Последняя фраза прозвучала смешно и поэтому повисла в воздухе на несколько секунд, а может, и на целую минуту, поскольку шутки разбивают диалог надвое. Однако это была не шутка.
– Ну и какие же права ты собираешься качать? – расплакавшись, спросила, наконец, Карла. – Давай вали в свой Нью-Йорк или к разэтакой матери.

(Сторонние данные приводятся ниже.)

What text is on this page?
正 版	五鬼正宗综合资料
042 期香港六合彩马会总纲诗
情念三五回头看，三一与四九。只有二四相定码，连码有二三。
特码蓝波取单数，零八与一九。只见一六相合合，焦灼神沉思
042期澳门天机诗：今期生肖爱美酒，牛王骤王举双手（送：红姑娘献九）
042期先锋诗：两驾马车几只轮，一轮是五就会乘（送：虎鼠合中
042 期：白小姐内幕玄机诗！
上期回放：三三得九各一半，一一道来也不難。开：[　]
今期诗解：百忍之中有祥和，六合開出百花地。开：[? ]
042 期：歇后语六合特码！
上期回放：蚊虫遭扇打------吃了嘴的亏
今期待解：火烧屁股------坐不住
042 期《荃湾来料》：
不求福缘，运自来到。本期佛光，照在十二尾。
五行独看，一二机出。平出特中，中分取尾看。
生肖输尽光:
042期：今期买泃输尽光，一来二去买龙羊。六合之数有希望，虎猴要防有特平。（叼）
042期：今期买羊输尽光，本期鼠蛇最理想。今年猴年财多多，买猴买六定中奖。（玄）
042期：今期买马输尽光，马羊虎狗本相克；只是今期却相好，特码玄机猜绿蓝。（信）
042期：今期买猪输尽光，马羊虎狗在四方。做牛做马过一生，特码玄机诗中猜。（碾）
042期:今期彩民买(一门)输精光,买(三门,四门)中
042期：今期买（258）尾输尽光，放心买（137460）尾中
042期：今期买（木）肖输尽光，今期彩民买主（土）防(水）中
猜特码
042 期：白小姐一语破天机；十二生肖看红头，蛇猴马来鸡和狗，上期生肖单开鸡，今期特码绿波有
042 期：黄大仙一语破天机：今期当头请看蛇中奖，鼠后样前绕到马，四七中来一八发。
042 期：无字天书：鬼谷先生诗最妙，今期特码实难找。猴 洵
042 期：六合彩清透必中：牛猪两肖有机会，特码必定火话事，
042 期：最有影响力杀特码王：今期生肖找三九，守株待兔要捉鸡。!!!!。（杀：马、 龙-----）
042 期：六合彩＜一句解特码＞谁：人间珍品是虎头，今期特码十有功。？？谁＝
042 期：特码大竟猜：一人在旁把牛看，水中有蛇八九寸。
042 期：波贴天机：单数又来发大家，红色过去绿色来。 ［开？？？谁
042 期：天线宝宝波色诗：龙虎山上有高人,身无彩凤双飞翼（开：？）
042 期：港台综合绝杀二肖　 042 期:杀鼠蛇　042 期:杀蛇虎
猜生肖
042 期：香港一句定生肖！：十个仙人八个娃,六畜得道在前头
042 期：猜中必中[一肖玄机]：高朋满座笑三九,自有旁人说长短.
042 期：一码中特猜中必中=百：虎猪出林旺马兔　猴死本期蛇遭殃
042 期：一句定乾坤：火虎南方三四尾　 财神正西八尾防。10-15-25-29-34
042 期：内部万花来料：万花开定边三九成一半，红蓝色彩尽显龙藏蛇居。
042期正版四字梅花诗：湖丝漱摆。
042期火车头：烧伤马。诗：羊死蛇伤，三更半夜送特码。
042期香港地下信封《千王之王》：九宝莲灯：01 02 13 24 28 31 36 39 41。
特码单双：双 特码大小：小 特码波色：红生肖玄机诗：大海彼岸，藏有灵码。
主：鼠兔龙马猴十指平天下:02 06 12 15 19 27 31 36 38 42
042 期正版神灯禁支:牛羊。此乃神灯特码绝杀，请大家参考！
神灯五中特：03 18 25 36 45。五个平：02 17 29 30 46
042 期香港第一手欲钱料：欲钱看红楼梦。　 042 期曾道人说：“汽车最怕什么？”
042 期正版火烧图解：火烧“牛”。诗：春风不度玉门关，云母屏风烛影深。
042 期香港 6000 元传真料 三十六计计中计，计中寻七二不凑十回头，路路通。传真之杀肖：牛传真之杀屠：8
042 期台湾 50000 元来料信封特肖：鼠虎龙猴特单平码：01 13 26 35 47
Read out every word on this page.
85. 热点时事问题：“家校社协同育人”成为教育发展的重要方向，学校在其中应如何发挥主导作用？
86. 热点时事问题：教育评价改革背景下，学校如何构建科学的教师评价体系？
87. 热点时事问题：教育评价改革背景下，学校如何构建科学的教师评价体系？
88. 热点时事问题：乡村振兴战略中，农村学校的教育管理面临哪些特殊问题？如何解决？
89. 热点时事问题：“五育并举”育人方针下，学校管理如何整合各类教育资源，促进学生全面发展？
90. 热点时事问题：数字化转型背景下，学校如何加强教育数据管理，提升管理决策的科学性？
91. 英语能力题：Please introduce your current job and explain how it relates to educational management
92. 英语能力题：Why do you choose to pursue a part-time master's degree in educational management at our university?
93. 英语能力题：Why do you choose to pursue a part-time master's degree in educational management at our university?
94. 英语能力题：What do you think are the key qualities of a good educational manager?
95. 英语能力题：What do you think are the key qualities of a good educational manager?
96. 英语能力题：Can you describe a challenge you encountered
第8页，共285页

Потом он долго принимал душ, после чего отправился в магазин за матрацем, который уложил в маленькой комнате. Там он ютился чуть ли не два месяца, почти как незаконный поселенец – сквоттер.
Каждое утро она выгоняла его, они ссорились час или два, он покидал дом и проводил весь день на работе или убивал время в центре города. В десять вечера притворно разыгрывал комедию стабильности перед Висенте, а затем запирался в комнатенке, чтобы читать плохие книги, потому что хорошие лишний раз напоминали ему о сложности жизни, тогда как слабые успокаивали и давали надежду, а вскоре усыпляли. Он чувствовал себя совершенно потерянным. Возможно, даже мечтал о самом ужасном землетрясении в истории Чили, чтобы рухнул их дом, а они втроем уцелели, и чтобы надолго исчезли поездки и вообще всяческие планы, и будущее состояло только из длительного выживания – добывания воды, пищи, крова и какой-нибудь драгоценной сиюминутной радости.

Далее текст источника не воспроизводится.